Imagine fazer dois exames genéticos diferentes, usando exatamente a mesma amostra de saliva, e receber dois resultados opostos. Um diz que o seu risco para Alzheimer é baixo. O outro diz que é alto. Os dois exames analisaram o mesmo DNA. Como isso é possível?
A resposta está em como cada exame lê o seu código genético, e foi justamente para resolver essa limitação que o GIP, Genetic Intelligence Project, foi desenvolvido pelo CPAH, Centro de Pesquisa e Análises Heráclito.
O que a maioria dos testes genéticos faz
Os testes de DNA mais conhecidos no mercado funcionam de forma parecida entre si. Eles leem entre 500 mil e 700 mil pontos específicos do seu genoma, chamados de marcadores genéticos, e analisam cada um isoladamente. Existe um marcador associado a Alzheimer. Outro associado a diabetes. Outro associado a depressão. Cada um é avaliado sozinho, como se o corpo funcionasse em compartimentos separados, sem comunicação entre eles.
Esse modelo é rápido, barato de processar e fácil de explicar num relatório simples. Mas tem uma limitação importante: o corpo humano não funciona assim.
Genes não trabalham sozinhos
Na prática, nenhum gene atua isolado. Um gene pode se comportar de uma forma quando está sozinho e de outra forma completamente diferente quando está ao lado de centenas de outras variantes genéticas específicas. Esse fenômeno tem nome na ciência: epistasia. É a interação entre genes, e ela só aparece quando o genoma inteiro é lido em conjunto, não gene por gene.
O GIP foi construído especificamente para capturar esse fenômeno. O sistema utiliza inteligência artificial proprietária desenvolvida para interpretar essas interações gene-gene, refinada por variantes sentinelas internas e processada em metodologia de duplo cego, reduzindo vieses e aumentando a precisão do resultado final.

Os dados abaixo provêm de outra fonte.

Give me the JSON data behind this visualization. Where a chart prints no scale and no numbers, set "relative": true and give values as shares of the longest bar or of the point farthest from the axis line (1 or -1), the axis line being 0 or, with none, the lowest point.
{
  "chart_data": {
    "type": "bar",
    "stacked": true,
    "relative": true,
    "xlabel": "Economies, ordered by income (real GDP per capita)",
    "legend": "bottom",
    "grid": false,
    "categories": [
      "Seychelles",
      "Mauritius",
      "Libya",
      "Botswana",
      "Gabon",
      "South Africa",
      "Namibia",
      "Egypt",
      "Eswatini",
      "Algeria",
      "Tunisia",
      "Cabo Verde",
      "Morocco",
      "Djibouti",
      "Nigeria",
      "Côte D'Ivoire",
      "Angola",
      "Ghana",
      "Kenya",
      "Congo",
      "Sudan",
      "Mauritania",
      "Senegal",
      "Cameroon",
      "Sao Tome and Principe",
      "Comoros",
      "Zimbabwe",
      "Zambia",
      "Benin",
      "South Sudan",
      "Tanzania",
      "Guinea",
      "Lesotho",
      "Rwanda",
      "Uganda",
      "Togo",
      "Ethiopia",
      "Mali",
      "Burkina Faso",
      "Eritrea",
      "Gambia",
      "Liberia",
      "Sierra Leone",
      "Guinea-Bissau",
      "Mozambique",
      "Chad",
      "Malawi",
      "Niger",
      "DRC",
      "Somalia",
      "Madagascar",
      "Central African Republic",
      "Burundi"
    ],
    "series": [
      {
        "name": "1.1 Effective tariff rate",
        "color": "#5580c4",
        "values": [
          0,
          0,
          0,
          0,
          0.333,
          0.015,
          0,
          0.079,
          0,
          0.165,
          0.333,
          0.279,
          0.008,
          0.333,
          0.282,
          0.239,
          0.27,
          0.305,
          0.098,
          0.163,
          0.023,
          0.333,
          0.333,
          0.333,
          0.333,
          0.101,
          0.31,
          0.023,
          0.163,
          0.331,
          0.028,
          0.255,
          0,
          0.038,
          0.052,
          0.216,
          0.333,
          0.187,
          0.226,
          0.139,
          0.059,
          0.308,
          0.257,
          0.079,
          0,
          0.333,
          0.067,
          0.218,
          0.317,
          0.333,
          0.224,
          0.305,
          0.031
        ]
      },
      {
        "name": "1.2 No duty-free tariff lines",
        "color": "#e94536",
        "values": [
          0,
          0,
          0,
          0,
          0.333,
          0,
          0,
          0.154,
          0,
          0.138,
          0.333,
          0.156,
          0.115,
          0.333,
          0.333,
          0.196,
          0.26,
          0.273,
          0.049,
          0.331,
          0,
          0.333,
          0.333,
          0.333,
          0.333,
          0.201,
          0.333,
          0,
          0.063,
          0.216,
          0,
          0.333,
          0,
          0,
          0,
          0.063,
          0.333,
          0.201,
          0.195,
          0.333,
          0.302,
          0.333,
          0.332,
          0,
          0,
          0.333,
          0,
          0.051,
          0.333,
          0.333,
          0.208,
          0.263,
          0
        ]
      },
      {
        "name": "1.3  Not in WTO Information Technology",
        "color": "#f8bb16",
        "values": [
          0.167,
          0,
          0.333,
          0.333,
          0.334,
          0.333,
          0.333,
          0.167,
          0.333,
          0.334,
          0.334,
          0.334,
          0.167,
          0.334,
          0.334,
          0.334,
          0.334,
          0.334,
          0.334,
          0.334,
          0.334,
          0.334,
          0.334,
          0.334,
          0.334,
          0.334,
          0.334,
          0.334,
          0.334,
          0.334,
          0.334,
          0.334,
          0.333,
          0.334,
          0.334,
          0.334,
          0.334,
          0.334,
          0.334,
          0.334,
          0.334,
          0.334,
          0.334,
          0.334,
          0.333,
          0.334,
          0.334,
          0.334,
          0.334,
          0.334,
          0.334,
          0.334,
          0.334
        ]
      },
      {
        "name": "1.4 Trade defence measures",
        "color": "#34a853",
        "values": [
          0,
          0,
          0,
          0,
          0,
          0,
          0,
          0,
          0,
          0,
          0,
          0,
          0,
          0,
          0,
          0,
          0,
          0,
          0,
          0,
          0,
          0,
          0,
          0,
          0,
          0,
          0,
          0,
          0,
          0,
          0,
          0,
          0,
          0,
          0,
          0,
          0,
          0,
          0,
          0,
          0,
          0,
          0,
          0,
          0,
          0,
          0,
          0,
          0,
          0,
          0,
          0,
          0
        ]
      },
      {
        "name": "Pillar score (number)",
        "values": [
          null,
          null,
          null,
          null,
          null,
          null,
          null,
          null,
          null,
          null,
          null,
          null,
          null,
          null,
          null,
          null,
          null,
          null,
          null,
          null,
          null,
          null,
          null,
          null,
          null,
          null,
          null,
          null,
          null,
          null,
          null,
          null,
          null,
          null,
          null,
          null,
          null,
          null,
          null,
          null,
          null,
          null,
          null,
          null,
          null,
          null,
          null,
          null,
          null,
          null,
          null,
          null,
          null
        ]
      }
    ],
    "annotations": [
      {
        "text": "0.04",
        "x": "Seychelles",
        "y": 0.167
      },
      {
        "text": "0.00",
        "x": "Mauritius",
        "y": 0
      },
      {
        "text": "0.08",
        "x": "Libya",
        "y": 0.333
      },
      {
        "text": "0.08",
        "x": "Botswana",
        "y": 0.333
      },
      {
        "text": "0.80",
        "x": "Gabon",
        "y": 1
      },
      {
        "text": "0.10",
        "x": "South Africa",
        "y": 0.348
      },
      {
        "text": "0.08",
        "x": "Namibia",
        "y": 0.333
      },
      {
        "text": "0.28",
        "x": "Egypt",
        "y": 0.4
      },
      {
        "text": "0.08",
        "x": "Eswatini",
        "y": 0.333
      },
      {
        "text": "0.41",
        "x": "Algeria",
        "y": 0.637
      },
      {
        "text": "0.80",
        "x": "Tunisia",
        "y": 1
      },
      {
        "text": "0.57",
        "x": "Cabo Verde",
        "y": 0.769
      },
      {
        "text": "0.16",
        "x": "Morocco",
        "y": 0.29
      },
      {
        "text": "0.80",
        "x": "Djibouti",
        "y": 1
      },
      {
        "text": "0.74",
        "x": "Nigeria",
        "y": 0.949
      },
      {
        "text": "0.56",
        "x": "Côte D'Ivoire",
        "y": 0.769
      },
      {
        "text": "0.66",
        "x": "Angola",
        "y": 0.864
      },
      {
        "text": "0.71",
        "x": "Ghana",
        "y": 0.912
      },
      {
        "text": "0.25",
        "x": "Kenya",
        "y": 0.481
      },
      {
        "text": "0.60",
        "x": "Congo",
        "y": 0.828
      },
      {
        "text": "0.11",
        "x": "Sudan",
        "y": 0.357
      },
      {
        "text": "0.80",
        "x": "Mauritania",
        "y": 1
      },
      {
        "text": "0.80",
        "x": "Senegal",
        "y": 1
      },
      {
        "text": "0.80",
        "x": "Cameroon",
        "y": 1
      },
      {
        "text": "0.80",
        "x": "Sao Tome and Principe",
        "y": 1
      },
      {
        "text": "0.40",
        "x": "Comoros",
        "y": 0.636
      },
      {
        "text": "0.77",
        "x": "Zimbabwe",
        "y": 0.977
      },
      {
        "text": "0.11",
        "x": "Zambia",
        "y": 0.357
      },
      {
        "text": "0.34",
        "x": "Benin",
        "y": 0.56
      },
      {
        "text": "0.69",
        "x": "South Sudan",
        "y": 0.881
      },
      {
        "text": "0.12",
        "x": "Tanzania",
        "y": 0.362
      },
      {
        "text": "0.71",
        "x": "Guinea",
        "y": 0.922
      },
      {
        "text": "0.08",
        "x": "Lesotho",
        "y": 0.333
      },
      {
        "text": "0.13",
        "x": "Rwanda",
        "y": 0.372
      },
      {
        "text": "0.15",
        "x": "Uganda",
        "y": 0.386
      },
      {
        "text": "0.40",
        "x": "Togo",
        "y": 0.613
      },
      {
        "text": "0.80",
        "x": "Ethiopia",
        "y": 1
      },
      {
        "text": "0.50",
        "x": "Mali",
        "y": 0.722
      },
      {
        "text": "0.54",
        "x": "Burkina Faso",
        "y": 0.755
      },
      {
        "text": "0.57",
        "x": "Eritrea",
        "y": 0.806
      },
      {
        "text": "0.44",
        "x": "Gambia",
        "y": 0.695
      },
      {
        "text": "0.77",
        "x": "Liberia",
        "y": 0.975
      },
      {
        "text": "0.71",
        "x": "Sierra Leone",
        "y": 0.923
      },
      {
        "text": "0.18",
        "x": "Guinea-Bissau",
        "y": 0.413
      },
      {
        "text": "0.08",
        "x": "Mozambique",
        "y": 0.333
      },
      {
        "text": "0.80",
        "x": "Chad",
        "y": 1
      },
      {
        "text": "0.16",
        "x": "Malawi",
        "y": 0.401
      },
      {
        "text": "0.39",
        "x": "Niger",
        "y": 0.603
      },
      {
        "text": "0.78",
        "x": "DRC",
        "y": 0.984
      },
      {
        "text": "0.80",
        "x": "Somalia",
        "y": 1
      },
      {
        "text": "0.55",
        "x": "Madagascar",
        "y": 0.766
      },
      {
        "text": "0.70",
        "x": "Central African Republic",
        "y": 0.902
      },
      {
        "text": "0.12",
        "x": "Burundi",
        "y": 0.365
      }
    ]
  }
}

Foi exatamente isso que aconteceu no caso do Alzheimer mencionado no início. Um teste comercial comum leu apenas as variantes do gene mais conhecido associado à doença e concluiu que o risco era baixo. Quando o mesmo material genético foi processado pelo GIP, considerando a rede completa de interações, incluindo genes ligados a inflamação crônica, metabolismo cerebral e reparo do DNA neuronal, o resultado mudou para risco elevado. Nenhum dos dois exames “errou” tecnicamente. Eles simplesmente fizeram perguntas diferentes ao mesmo DNA.
Quantidade de dados faz diferença
Outro ponto que separa o GIP da maioria dos testes é a escala da leitura. Enquanto a maioria dos testes analisa centenas de milhares de marcadores, o GIP aplica imputação genômica para expandir essa leitura a mais de 30 milhões de variantes por pessoa. Esse processo pode partir tanto de um teste de genotipagem padrão quanto de um sequenciamento completo do genoma, realizado através da TellmeGen, parceira oficial do CPAH, e em ambos os casos a imputação amplia significativamente o que é possível enxergar no material genético.
Para se ter ideia da escala envolvida, o GIP pode processar mais de 6 milhões de marcadores genéticos simultâneos só para calcular um único indicador relacionado à função cognitiva. Para estimar a predisposição a um único nutriente, como a vitamina B12, o número chega a mais de 9 milhões de marcadores.
Por que isso importa na prática
Quando um resultado genético pode influenciar uma decisão de saúde, seja sobre prevenção, acompanhamento médico ou estilo de vida, a profundidade da análise deixa de ser um detalhe técnico. Um exame que lê 700 mil marcadores isolados e o GIP, que processa 30 milhões de variantes em rede, podem, teoricamente, analisar a mesma pessoa e chegar a conclusões diferentes, exatamente como no exemplo do Alzheimer.
Isso não significa que testes mais simples sejam inúteis. Eles continuam tendo valor para curiosidade genealógica, traços superficiais e triagens iniciais. Mas quando o objetivo é entender riscos reais de saúde com profundidade, o GIP foi desenvolvido exatamente para essa diferença, entre uma resposta superficial e uma resposta completa sobre o seu próprio genoma.